Três dias depois de completar o primeiro ano de vida, Yasmim Sophia Moura Boudoux entrou para a triste estatística de crianças que morreram vítimas de maus-tratos no Distrito Federal. A bebê faleceu por traumatismo craniano na tarde de 13 de fevereiro. Inicialmente, a queda do berço teria provocado o óbito, mas o laudo cadavérico do Instituto de Medicina Legal (IML) descartou a hipótese e confirmou que a menina faleceu em decorrência de ação humana. O padrasto e a mãe foram presos, na terça-feira, temporariamente, mas negaram as acusações em depoimento.
O Correio teve acesso às informações do laudo cadavérico, onde constatou-se que os maus-tratos contra a bebê eram contínuos e ocorreram em períodos distintos. Yasmim apresentava cinco marcas de hematomas no pescoço, supostamente causadas por dedos, e na parte frontal da coxa; lesão no olho direito; fraturas nas costas, no crânio e no ombro; e feridas na região das nádegas, com resquícios de fezes. “Os médicos legistas concluíram que os hematomas apresentavam uma escala de cor diferentes, o que determinou que havia lesões antigas. Só não sabemos precisar o tempo exato”, afirmou o delegado-chefe da 26ª Delegacia de Polícia (Samambaia Norte), Rodrigo Larizzati.
No dia do ocorrido, a equipe do Serviço de Atendimento Móvel de Urgência (Samu) foi acionada até o endereço da família, na QR 427 de Samambaia, e encontrou a criança sem vida. O laudo do Instituto de Criminalística (IC), que reuniu provas acerca do local, derrubou a tese de que a bebê morreu ao cair do berço. Peritos concluíram que a distância entre o móvel e o chão não causaria os graves ferimentos à Yasmim, muito menos a morte.
Em depoimento, o padrasto afirmou que Yasmim teria morrido após o outro filho da mulher, de 2 anos, ter derrubado a criança acidentalmente ao tirá-la do berço. A versão não convenceu os policiais. Os dois negaram as acusações e alegaram que nunca bateram ou agrediram a bebê. Em audiência de custódia, a mulher declarou que estava grávida de 1 mês do marido.
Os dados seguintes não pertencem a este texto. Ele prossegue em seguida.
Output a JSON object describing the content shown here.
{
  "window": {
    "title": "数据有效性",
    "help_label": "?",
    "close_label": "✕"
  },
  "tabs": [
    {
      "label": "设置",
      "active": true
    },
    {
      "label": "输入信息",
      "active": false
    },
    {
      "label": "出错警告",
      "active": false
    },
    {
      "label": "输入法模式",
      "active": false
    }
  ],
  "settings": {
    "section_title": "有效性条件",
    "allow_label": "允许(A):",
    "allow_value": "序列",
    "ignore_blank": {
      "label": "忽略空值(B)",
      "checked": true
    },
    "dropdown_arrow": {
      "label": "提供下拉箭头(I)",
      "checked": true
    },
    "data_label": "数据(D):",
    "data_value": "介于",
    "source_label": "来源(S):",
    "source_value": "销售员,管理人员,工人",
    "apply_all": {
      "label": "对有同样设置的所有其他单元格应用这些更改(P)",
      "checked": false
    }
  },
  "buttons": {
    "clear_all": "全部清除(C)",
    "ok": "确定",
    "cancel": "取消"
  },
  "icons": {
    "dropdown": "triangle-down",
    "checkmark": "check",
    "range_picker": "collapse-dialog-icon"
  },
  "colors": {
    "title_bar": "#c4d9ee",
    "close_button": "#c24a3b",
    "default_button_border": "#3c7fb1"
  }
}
A jovem é mãe de outro menino, de 5 anos, fruto de um relacionamento anterior. O casal permanecerá preso por 30 dias e prestará novo depoimento à polícia. “As investigações continuam para saber se foi homicídio ou maus-tratos que resultaram em morte. Uma coisa podemos confirmar: não foi acidente. Mataram a Yasmim”, declarou o delegado. As duas crianças estão sob a guarda da avó materna.
Em dezembro do ano passado, Yasmim fraturou a costela e precisou ser encaminhada ao hospital da região. Chegando à unidade de saúde, ela passou por exames de raio-x e a mãe foi informada pela médica de que a criança precisaria ser internada. Após saber disso, a mulher fugiu do hospital com Yasmim, sob a alegação de que tinha outros dois filhos para cuidar e não tinha com quem deixá-los.
Rotina conturbada
Com um ano de relacionamento, o casal mudou-se há pouco mais de quatro meses para um barraco dentro de uma casa, na QR 427 de Samambaia, dividido com uma vizinha dos fundos. Em entrevista ao Correio, a moradora, que preferiu não revelar a identidade, relatou que ouvia discussões e o choro da criança constantemente. “Ele batia muito neles. Era impossível não ouvir, porque incomodava bastante. Achávamos que era fome ou algo parecido”, contou.
A mãe era dona de casa, enquanto que o homem trabalhava como vigilante em um supermercado da região. Uma vizinha relata que as crianças eram colocadas para dormir o dia inteiro. “Assim que elas acordavam, ele já falava: ‘vai dormir, menina’. Parecia que ela (mãe) não se preocupava e deixava o marido fazer o que quiser, mandar nas crianças, e não interferia em nada”, relembra.
Com 1 ano, Yasmim ainda estava aprendendo a engatinhar e não falava sequer uma palavra. Com o peso abaixo da média, a vizinha conta que as crianças estavam desnutridas e passavam necessidades. “Cansei de ajudá-los com cestas básicas”, completou.
Na tarde de 13 de fevereiro, a moradora contou que estava em casa quando ouviu um barulho alto vindo da casa da família, mas não escutou choro ou qualquer pedido de socorro. “Descemos para ver o que era e só encontramos a neném toda molinha, sendo levada para o Samu. Ele (padrasto) não demonstrava qualquer reação, nem desespero e nem choro. A mãe não estava em casa no dia”, lembra.